S’il n’y a pas de volonté politique, quel que soit le degré de votre vision, vous ne réussirez point d’actions d’envergure au bénéfice des populations, même si l’Etat vous accompagne à leur réalisation. La volonté politique est l’incitation à donner suite aux engagements déclarés et aux lois selon les sources proches des Nations Unies. De ce point de vue, comment faire pour accompagner le processus électoral d’octobre prochain, par une volonté politique ?  

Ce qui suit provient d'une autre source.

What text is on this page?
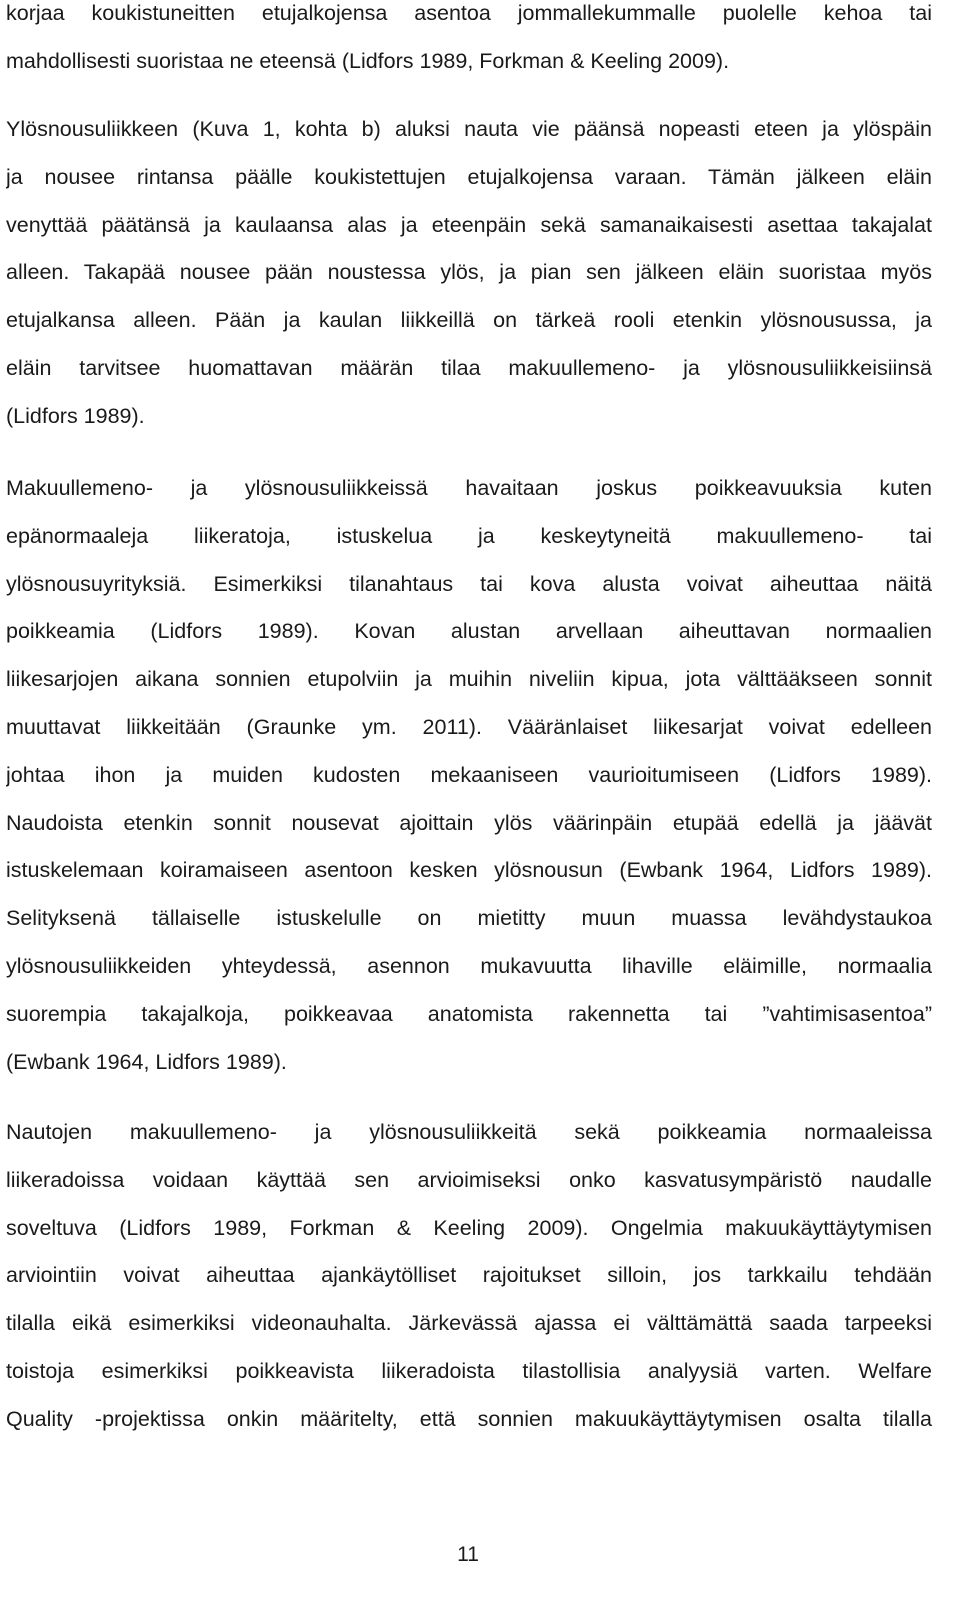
korjaa koukistuneitten etujalkojensa asentoa jommallekummalle puolelle kehoa tai
mahdollisesti suoristaa ne eteensä (Lidfors 1989, Forkman & Keeling 2009).
Ylösnousuliikkeen (Kuva 1, kohta b) aluksi nauta vie päänsä nopeasti eteen ja ylöspäin
ja nousee rintansa päälle koukistettujen etujalkojensa varaan. Tämän jälkeen eläin
venyttää päätänsä ja kaulaansa alas ja eteenpäin sekä samanaikaisesti asettaa takajalat
alleen. Takapää nousee pään noustessa ylös, ja pian sen jälkeen eläin suoristaa myös
etujalkansa alleen. Pään ja kaulan liikkeillä on tärkeä rooli etenkin ylösnousussa, ja
eläin tarvitsee huomattavan määrän tilaa makuullemeno- ja ylösnousuliikkeisiinsä
(Lidfors 1989).
Makuullemeno- ja ylösnousuliikkeissä havaitaan joskus poikkeavuuksia kuten
epänormaaleja liikeratoja, istuskelua ja keskeytyneitä makuullemeno- tai
ylösnousuyrityksiä. Esimerkiksi tilanahtaus tai kova alusta voivat aiheuttaa näitä
poikkeamia (Lidfors 1989). Kovan alustan arvellaan aiheuttavan normaalien
liikesarjojen aikana sonnien etupolviin ja muihin niveliin kipua, jota välttääkseen sonnit
muuttavat liikkeitään (Graunke ym. 2011). Vääränlaiset liikesarjat voivat edelleen
johtaa ihon ja muiden kudosten mekaaniseen vaurioitumiseen (Lidfors 1989).
Naudoista etenkin sonnit nousevat ajoittain ylös väärinpäin etupää edellä ja jäävät
istuskelemaan koiramaiseen asentoon kesken ylösnousun (Ewbank 1964, Lidfors 1989).
Selityksenä tällaiselle istuskelulle on mietitty muun muassa levähdystaukoa
ylösnousuliikkeiden yhteydessä, asennon mukavuutta lihaville eläimille, normaalia
suorempia takajalkoja, poikkeavaa anatomista rakennetta tai ”vahtimisasentoa”
(Ewbank 1964, Lidfors 1989).
Nautojen makuullemeno- ja ylösnousuliikkeitä sekä poikkeamia normaaleissa
liikeradoissa voidaan käyttää sen arvioimiseksi onko kasvatusympäristö naudalle
soveltuva (Lidfors 1989, Forkman & Keeling 2009). Ongelmia makuukäyttäytymisen
arviointiin voivat aiheuttaa ajankäytölliset rajoitukset silloin, jos tarkkailu tehdään
tilalla eikä esimerkiksi videonauhalta. Järkevässä ajassa ei välttämättä saada tarpeeksi
toistoja esimerkiksi poikkeavista liikeradoista tilastollisia analyysiä varten. Welfare
Quality -projektissa onkin määritelty, että sonnien makuukäyttäytymisen osalta tilalla
11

Futures élections présidentielles en Côte d’Ivoire

Voici la préoccupation dont la résolution pourra donner des éclaircis dans ce ciel très sombre des futures élections présidentielles. Au nom de cette volonté politique, il urge de multiplier les centres d’enrôlement pour ne prendre seulement que les nouveaux majeurs dont le nombre avoisine le million aujourd’hui. Ils doivent prendre une part importante dans le choix de leurs Futurs dirigeants. C’est un droit absolu pour eux aussi.

Puis, revoir les copies à un haut niveau pour que les anciennes cartes nationales d’identité en vigueur fassent l’objet de   prorogation au nom de cette volonté politique.  Après l’étape de la prorogation, le gouvernement choisira un collège d’experts sélectionnés au sein des différents partis politiques en vue de définir, dans un bref délai, un chronogramme d’activités relatives aux préparatifs desdites échéances électorales. Une grande campagne de sensibilisation suivra pour célébrer les acquis de cette volonté politique retrouvée.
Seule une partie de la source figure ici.